Under the SECURE Act, employers setting up a retirement plan for the first time may receive a tax credit of up to $5,000, with an additional $5,000 if they implement automatic enrollment.  

Fuller says the asset size of some of the small-employer plans has grown more quickly than expected, as executives within the plan roll in existing assets they had from former plans. 

“We’ve seen some cases where the startup plans were over $2 million in less than a year from rollovers at companies with a big C-suite,” Fuller says. “It’s been a nice fit for them, as far as looking at their full benefit package and what they can offer their employees.” 

New Use Cases 

As interest grows, PEPs have been evolving, to better meet plan sponsor clients’ participants’ needs.  

An area of interest among larger OneDigital clients has been white-label plans designed for this market. For example, the firm has been talking to some franchises that have not previously offered retirement benefits to their franchisees but now see an opportunity to do so, via a PEP, Fuller says. 

Though having similarities to multiple employer plans, the white-label PEPs are different in that the pooled plan provider can customize design offerings, reporting and one-on-one retirement plan consultations beyond the traditional MEP offerings.  

Doshier says a similar potential use case is for private equity firms that are looking for a way to offer employees retirement benefits across their portfolio companies. Other PEPs are focusing their marketing efforts on states such as California and Illinois whose mandates require even small employers to provide retirement benefits. 

“As PEPs get more focused, to solve specific problems, that will be the foothold where adoption starts to accelerate,” Doshier says. 

That evolution will likely also include a shakeout among pooled plan providers as some amass enough assets for economies of scale to kick in and others exit the market. 

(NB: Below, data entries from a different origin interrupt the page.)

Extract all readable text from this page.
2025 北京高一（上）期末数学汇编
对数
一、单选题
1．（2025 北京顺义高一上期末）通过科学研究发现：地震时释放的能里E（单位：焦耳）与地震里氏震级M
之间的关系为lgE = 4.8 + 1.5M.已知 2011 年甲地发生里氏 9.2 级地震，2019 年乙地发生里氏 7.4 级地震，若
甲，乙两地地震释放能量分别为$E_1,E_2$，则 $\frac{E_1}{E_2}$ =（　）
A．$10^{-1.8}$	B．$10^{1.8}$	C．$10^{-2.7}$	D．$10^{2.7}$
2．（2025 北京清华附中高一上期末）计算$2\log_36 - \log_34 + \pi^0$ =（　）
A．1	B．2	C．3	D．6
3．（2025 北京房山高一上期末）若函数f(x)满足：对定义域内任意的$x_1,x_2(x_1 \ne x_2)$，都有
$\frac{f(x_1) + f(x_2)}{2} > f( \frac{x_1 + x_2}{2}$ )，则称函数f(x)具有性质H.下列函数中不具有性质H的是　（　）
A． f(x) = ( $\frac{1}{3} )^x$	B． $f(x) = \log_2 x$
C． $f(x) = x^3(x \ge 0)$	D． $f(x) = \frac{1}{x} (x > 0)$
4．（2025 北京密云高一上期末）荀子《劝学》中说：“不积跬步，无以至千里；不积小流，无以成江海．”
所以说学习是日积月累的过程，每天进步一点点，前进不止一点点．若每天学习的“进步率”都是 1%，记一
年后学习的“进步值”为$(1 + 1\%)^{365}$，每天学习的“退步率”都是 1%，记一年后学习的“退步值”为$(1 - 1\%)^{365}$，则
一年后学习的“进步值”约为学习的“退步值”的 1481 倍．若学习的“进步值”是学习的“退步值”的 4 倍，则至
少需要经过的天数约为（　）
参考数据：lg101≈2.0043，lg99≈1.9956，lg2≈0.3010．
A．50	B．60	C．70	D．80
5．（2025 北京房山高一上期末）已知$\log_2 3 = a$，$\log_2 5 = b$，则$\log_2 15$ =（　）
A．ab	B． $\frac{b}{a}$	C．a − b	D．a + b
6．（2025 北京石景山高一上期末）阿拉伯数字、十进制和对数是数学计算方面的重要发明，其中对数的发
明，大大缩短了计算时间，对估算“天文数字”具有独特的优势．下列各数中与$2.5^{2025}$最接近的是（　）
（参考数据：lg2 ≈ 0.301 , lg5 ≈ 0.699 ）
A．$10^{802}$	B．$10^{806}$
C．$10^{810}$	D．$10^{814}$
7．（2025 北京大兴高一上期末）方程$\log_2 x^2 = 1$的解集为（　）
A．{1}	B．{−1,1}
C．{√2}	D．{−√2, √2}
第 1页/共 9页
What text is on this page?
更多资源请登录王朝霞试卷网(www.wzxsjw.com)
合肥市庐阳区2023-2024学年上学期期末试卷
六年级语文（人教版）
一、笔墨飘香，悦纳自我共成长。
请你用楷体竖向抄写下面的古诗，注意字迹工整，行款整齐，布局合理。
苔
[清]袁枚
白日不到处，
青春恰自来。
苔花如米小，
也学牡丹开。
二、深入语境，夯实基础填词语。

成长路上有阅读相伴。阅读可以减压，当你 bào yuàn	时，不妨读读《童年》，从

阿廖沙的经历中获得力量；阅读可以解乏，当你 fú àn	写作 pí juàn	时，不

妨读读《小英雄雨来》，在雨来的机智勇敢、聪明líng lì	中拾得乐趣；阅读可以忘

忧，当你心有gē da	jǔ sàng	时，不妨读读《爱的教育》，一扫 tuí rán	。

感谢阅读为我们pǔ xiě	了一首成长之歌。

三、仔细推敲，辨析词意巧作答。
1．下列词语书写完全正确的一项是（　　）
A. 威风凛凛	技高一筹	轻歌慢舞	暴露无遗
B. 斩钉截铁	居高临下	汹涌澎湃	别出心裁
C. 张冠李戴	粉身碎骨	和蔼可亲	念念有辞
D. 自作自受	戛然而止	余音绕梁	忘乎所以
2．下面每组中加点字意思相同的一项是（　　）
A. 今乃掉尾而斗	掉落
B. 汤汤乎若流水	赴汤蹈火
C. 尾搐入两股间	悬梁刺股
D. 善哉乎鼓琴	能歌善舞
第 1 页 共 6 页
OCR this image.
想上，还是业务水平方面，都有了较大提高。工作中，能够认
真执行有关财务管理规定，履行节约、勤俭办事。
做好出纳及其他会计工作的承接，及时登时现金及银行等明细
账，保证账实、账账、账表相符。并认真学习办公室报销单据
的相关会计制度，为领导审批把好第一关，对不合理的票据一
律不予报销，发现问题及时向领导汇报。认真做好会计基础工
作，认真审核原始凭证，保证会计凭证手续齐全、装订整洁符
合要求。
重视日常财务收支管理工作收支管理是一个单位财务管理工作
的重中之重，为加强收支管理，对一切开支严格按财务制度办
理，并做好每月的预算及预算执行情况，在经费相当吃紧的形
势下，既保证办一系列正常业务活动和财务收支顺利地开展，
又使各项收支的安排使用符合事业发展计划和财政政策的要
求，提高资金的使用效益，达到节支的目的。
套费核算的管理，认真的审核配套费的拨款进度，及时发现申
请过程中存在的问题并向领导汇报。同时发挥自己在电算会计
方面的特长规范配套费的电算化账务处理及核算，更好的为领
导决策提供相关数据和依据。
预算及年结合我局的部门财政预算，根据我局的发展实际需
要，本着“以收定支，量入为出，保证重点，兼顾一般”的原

For its part, T. Rowe Price has been asked to provide asset management solutions for six different PEPs, Doshier says. In some of those, the firm provides the qualified default investment alternative, and, in others, the solution is another spot in the core lineup. As a recordkeeper, T. Rowe Price has implemented one PEP and has three more in process.  

Other Opportunities for Advisers 

Some advisers see the opportunity in PEPs, not in serving as a PPP but, rather, as an investment consultant to the plan itself. That is the approach that Huntington Private Bank has taken, Zugaro says.  

“We’re looking at which pooled plan providers will actually be able to stick around, and that’s a whole new market for us to go after from an investment advisory perspective as a fiduciary,” Zugaro says. 

There are other avenues for advisers to take as well, says Patrick Rieck, vice president product, retirement and private wealth at Hub International Ltd. in Milwaukee.  

“The adviser’s value proposition is becoming more plan governance, participant education, and advice,” he says. “Those are the types of things where the adviser is truly adding value. I think that’s the natural progression we have been seeing.” 

Hub does not currently have a PEP, but it is actively reviewing pooled plan providers to find one to partner with, Rieck says. “We think it’s important to have an option available to clients. But it won’t be the only solution we offer,” he notes. “This is a new market.”